JVM boot optimization via JavaIndex

Published 2024-11-08 on Farid Zakaria's Blog

Ever heard of a JarIndex? I had been doing JVM develpoment for 10+ years and I hadn’t. Read on to discover what it is and how it can speedup your compilation and boot time. 🤓

After having worked on Shrinkwrap and publishing our results in Mapping Out the HPC Dependency Chaos, you start to see the Linux environment as a bit of an oddball.

Everything in Linux is structured around O(n) or O(n^2) search and lookup.

This feels now unsuprising given that everything in Linux searches across colon separate lists (i.e. LD_LIBRARY_PATH, RUN_PATH). This idiom however is even more pervasive and has bled into all of our language.

The JVM for instance, must search for classes amongst a set of directories, files or JARs set on the CLASS_PATH.

Everytime the JVM needs to load a class file, it must perform a linear search along all entries in the CLASS_PATH. Thanksfully, if the entries are directories or JARs, no subsequent search must be performed since the package name of a class dictates the directory structure that must exist.

io.fzakaria.Example -> io/fzakaria/Example.class

Nevertheless, the CLASS_PATH size can be large. At $DAY_JOB$, almost all of our services launch with +300 entries (JARs) on the ClassPath.

Large enterprise codebases may feature over a thousand ClassPath entries. 😮

A large ClassPath means that the JavaVirtualMachine (JVM) needs to search entry for the desired class. This not only affects startup time for your application, on every startup, repeatedly, but also compilation as well via javac.

The authors of the JVM already knew about this problem, especially when the idea of Java Applets were dominant. Each JAR on the ClassPath would have been fetched via HTTP and would cause unbearable slowdown for startup.

The JDK has support for a JarIndex.

A JarIndex, is a JAR which has a special file INDEX.LIST that effectively contains an index of all JARs on the ClassPath and the packages found within.

JarIndex-Version: 1.0

libMain.jar
Main.class

lib/libA.jar
A.class

lib/libB.jar
B.class

Whenever a class must be searched rather than searching through the CLASS_PATH, the index file is used leading to constant-time lookup for classes.

This seemingly powerful primitive confusingly has been deprecated and ultimately removed in JDK22 (JDK-8302819) 🤔 – citing challenges when having to support a broad ranges of topics such as Multi-Version JARs.

Unsuprisingly, I think this feature would be an easy fit into Bazel, Spack or Nix – as there are a lot more constraints on the type of JARs that need be supported.

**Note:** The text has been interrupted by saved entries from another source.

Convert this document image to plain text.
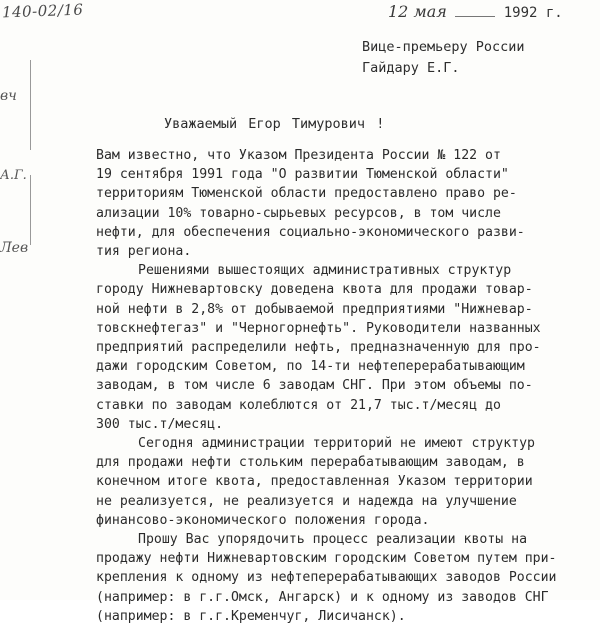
140-02/16
вч
А.Г.
Лев
12 мая	1992 г.
Вице-премьеру России
Гайдару Е.Г.
Уважаемый Егор Тимурович !
Вам известно, что Указом Президента России № 122 от
19 сентября 1991 года "О развитии Тюменской области"
территориям Тюменской области предоставлено право ре-
ализации 10% товарно-сырьевых ресурсов, в том числе
нефти, для обеспечения социально-экономического разви-
тия региона.
Решениями вышестоящих административных структур
городу Нижневартовску доведена квота для продажи товар-
ной нефти в 2,8% от добываемой предприятиями "Нижневар-
товскнефтегаз" и "Черногорнефть". Руководители названных
предприятий распределили нефть, предназначенную для про-
дажи городским Советом, по 14-ти нефтеперерабатывающим
заводам, в том числе 6 заводам СНГ. При этом объемы по-
ставки по заводам колеблются от 21,7 тыс.т/месяц до
300 тыс.т/месяц.
Сегодня администрации территорий не имеют структур
для продажи нефти стольким перерабатывающим заводам, в
конечном итоге квота, предоставленная Указом территории
не реализуется, не реализуется и надежда на улучшение
финансово-экономического положения города.
Прошу Вас упорядочить процесс реализации квоты на
продажу нефти Нижневартовским городским Советом путем при-
крепления к одному из нефтеперерабатывающих заводов России
(например: в г.г.Омск, Ангарск) и к одному из заводов СНГ
(например: в г.г.Кременчуг, Лисичанск).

I put together a small gist on what this support might look like.

def _jar_index_impl(ctx):
    java_info = ctx.attr.src[JavaInfo]
    java_runtime = ctx.attr._java_runtime[java_common.JavaRuntimeInfo]
    java_home = java_runtime.java_home
    jar_bin = "%s/bin/jar" % java_home

    runtime_jars = " "
    for jar in java_info.transitive_runtime_jars.to_list():
        runtime_jars += jar.path + " "

    cmds = [
        "%s -i %s %s" % (jar_bin, java_info.java_outputs[0].class_jar.path, runtime_jars),
        "cp %s %s" % (java_info.java_outputs[0].class_jar.path, ctx.outputs.index.path),
    ]

    ctx.actions.run_shell(
        inputs = [ java_info.java_outputs[0].class_jar] + java_info.transitive_runtime_jars.to_list(),
        outputs = [ctx.outputs.index],
        tools = java_runtime.files,
        command = ";\n".join(cmds),
    )

    return [
        DefaultInfo(files = depset([ctx.outputs.index])),
    ]

jar_index = rule(
    implementation = _jar_index_impl,
    attrs = {
        "src": attr.label(
            mandatory = True,
            providers = [JavaInfo],
        ),
        "_java_runtime": attr.label(
            default = "@bazel_tools//tools/jdk:current_java_runtime",
            providers = [java_common.JavaRuntimeInfo],
        ),
    },
    outputs = {"index": "%{name}_index.jar"},
)

Further improvements can be made, to give this index-like support to the Java compiler itself and not only for java_binary targets.

We’ve gone out of our way on these systems to define our inputs, enforce contraints and model our dependencies. Not taking advantage of this stability and regressing to the default search often found in our tooling is leaving easy performance improvements on the floor.